One of the complaints that people often make about coming to Church is that “they don’t get anything out of it.” To which I usually have two responses: First, is to ask them whether or not they heard that their sins were forgiven and whether they received Jesus Christ in Holy Communion. If the answer is yes to both of those questions, then I ask to make sure they want to stay with their original complaint. For if having received the forgiveness of sins, life and salvation, and Jesus Christ the Lord and God of the universe is not “getting anything out of it”, I’m not sure what exactly could please them. Second, is to ask what did they bring or offer in worship to God in Christ. If they don’t participate in the liturgy, sing the hymns, offer the prayers and add their loud “amens” (which is something we need to work on), but just rather sit there and wait to be entertained, well there are many many better places to do that then at Church. Because to be at church and to be the Church is to come, be active and engaged in that very task of offering prayers and spiritual sacrifices to the God who has given us everything. Who has freely called and chosen us to be His royal priesthood, His holy nation, and His chosen people in the world. 

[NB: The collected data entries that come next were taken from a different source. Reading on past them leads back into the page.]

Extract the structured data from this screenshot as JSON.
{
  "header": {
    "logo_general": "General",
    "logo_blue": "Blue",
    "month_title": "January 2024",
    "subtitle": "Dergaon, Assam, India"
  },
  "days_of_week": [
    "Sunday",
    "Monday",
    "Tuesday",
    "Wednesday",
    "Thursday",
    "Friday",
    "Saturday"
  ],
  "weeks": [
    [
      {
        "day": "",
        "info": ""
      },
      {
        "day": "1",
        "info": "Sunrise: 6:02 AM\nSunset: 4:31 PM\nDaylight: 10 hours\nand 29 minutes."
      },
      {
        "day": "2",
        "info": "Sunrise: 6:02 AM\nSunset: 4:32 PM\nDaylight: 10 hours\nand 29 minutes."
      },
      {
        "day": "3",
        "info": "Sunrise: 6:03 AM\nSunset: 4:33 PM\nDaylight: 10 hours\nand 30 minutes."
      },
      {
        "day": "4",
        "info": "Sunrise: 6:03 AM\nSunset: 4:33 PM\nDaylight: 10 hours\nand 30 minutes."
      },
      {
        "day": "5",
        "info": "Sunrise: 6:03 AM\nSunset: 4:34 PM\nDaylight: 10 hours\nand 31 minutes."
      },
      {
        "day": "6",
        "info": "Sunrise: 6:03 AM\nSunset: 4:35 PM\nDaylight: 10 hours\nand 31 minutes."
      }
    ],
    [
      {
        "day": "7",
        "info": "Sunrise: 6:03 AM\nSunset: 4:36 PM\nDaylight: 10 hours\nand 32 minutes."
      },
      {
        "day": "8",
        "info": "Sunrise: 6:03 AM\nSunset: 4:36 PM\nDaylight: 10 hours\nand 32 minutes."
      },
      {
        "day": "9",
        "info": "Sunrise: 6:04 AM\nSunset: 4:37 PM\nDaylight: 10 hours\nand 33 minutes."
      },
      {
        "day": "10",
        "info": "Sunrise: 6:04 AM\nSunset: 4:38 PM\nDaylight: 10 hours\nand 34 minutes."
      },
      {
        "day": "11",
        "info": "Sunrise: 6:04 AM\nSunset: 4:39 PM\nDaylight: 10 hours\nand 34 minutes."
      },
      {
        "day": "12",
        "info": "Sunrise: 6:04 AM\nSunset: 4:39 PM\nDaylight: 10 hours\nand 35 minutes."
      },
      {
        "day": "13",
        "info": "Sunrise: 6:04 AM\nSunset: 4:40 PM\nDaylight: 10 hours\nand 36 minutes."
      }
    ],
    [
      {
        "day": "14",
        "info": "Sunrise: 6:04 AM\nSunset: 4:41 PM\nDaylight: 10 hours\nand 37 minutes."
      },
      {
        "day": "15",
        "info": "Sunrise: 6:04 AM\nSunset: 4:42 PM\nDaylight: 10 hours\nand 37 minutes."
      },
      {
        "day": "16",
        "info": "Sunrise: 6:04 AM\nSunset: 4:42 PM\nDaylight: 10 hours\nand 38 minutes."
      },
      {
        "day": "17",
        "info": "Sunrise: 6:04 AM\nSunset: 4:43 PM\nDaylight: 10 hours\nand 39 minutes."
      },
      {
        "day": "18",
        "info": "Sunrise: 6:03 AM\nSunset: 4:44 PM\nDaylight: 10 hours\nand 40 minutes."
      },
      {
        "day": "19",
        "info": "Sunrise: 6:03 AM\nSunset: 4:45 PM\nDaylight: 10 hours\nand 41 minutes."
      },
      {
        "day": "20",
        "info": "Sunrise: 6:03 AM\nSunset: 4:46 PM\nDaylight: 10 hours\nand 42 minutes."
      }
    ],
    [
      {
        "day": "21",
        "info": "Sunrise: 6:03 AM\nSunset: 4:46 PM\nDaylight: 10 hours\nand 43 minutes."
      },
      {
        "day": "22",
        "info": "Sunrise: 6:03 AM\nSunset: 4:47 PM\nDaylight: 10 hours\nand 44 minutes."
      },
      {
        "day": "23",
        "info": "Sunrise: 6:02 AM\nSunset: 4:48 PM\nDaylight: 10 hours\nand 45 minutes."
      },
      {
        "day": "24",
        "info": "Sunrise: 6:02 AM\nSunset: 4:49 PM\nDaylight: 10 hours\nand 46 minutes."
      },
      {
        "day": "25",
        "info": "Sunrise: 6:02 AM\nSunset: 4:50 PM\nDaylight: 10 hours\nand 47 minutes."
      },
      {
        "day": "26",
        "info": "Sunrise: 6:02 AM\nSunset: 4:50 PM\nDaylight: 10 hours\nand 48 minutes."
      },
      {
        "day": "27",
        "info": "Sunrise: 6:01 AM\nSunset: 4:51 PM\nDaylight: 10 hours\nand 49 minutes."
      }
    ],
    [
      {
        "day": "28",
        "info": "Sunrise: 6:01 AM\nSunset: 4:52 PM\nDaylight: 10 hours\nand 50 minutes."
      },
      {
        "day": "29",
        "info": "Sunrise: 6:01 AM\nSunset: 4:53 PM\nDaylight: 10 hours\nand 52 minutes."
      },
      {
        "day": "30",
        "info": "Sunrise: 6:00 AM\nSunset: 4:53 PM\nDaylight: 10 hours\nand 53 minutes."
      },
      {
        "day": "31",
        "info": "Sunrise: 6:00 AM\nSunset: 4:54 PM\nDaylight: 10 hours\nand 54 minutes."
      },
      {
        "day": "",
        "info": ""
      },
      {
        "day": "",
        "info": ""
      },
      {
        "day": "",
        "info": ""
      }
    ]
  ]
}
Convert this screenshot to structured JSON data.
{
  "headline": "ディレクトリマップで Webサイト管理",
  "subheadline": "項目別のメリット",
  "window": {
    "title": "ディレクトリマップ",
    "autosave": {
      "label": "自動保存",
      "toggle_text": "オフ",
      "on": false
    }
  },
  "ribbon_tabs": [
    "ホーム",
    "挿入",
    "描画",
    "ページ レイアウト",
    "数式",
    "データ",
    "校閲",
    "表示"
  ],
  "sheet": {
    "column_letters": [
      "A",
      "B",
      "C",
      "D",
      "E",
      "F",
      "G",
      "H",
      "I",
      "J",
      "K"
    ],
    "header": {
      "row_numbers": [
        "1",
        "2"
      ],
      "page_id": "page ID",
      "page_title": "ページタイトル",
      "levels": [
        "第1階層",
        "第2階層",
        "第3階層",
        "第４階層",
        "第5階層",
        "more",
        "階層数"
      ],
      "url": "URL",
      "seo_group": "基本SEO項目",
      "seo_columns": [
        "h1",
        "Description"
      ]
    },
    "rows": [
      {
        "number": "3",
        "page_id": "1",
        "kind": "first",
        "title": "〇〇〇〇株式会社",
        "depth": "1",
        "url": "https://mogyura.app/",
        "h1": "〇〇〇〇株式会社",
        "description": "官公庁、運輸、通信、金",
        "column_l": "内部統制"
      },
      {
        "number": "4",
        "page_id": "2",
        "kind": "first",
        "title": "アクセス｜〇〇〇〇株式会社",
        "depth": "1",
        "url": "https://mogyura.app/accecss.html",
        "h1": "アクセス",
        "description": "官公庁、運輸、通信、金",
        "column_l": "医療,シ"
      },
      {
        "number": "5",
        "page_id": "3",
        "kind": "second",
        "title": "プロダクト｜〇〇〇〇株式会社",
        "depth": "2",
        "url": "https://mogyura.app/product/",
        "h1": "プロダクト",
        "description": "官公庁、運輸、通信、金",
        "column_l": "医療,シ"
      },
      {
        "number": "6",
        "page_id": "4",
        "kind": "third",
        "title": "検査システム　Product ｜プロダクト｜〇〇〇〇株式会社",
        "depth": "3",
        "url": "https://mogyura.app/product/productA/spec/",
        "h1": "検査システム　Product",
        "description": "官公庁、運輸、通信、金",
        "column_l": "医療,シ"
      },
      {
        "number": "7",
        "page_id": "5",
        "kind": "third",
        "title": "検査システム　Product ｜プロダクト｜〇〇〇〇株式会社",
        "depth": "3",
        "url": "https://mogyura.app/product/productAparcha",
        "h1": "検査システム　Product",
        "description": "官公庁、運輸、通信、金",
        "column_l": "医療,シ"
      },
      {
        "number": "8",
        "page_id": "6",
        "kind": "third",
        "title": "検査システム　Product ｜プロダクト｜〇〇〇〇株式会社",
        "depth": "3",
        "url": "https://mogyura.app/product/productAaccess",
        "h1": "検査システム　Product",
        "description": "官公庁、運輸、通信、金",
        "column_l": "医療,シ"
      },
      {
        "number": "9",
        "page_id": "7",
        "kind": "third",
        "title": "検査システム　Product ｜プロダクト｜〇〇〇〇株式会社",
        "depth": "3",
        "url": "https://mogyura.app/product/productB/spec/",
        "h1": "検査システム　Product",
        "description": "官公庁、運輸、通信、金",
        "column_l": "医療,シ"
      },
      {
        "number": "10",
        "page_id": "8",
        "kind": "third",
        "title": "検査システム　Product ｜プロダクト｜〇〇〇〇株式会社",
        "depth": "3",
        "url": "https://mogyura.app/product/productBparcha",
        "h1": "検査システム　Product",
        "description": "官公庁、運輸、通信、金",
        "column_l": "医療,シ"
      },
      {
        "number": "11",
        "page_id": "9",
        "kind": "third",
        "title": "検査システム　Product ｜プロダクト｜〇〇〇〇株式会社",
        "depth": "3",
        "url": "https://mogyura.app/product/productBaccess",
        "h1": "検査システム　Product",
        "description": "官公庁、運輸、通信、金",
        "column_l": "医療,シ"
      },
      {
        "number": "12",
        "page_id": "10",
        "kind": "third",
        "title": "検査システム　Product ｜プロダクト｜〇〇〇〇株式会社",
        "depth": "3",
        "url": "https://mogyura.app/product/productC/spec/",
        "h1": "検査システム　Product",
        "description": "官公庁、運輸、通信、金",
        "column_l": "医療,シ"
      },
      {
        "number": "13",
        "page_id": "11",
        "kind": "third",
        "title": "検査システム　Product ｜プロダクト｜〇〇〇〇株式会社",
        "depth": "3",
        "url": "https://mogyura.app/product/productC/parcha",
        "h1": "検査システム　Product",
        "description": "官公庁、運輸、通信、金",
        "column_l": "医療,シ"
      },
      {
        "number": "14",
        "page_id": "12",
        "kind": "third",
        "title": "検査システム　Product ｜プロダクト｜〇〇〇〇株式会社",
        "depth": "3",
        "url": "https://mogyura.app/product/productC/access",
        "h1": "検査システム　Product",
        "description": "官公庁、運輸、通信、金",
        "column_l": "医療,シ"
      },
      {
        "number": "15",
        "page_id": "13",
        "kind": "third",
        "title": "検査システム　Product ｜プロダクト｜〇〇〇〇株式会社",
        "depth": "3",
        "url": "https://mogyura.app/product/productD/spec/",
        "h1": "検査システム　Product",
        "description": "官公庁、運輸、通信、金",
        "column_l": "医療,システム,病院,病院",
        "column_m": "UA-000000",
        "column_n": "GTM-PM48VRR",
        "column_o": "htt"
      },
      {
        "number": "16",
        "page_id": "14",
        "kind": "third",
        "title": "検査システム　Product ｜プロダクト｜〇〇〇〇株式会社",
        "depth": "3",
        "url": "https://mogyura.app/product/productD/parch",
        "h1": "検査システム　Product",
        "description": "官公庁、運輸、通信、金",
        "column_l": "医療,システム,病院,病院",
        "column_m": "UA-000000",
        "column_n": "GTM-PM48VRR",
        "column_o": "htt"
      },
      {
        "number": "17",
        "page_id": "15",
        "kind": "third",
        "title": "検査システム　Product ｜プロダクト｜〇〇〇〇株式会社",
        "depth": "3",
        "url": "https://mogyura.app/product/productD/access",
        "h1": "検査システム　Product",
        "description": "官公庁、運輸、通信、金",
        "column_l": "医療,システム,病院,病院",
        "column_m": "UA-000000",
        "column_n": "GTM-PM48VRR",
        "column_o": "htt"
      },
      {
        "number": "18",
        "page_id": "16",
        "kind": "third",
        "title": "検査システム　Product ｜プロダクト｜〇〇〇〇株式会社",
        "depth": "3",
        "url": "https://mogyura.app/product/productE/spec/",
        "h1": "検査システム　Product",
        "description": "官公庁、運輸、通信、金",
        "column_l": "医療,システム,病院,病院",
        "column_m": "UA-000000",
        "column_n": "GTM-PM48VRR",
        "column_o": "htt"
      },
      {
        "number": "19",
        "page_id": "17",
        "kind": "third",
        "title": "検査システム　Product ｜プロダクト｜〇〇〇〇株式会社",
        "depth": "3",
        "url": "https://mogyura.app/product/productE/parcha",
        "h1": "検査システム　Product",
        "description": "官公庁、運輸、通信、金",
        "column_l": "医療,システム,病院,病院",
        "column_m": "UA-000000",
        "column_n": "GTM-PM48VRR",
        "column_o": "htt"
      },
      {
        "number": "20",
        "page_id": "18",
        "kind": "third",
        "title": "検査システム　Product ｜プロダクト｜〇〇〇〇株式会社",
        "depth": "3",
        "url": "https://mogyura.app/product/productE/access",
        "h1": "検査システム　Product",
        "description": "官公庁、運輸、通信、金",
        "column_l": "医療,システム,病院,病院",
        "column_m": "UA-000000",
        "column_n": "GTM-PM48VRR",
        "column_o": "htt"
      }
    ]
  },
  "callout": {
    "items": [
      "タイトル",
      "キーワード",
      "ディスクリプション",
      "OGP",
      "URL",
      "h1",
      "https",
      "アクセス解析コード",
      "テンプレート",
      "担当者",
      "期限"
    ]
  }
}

Having received everything from God, He then sends you back as priests out into the world, to be in it, but not of it and to proclaim that He alone is the Way, the Truth and the Life. He sends us to declare His wonderful deeds. Luther talked about this in His preaching and teaching as the priesthood of all believers. You are made by God to be little Christ’s in the world, no matter your station, no matter your vocation, because you carry Him with you. His word Has been spoken upon your lives, that you are His forever, and His very live, His body and blood is in you in Holy Communion, you are now called and made by the Spirit’s power to be His witnesses to the ends of the world. To offer up prayers for others at work or at home. To walk with someone in need and offer up our the spiritual sacrifice of ourselves, our time, and our possessions for them. Because that is what God in Christ is making RLC to be, for we are His, people His Church, His Spiritual House, His Holy and Royal Priesthood all by complete grace to live and serve with our Great-High Priest Jesus Christ in His Kingdom.       

Alleluia!  Christ is risen!  He is risen indeed!  Alleluia!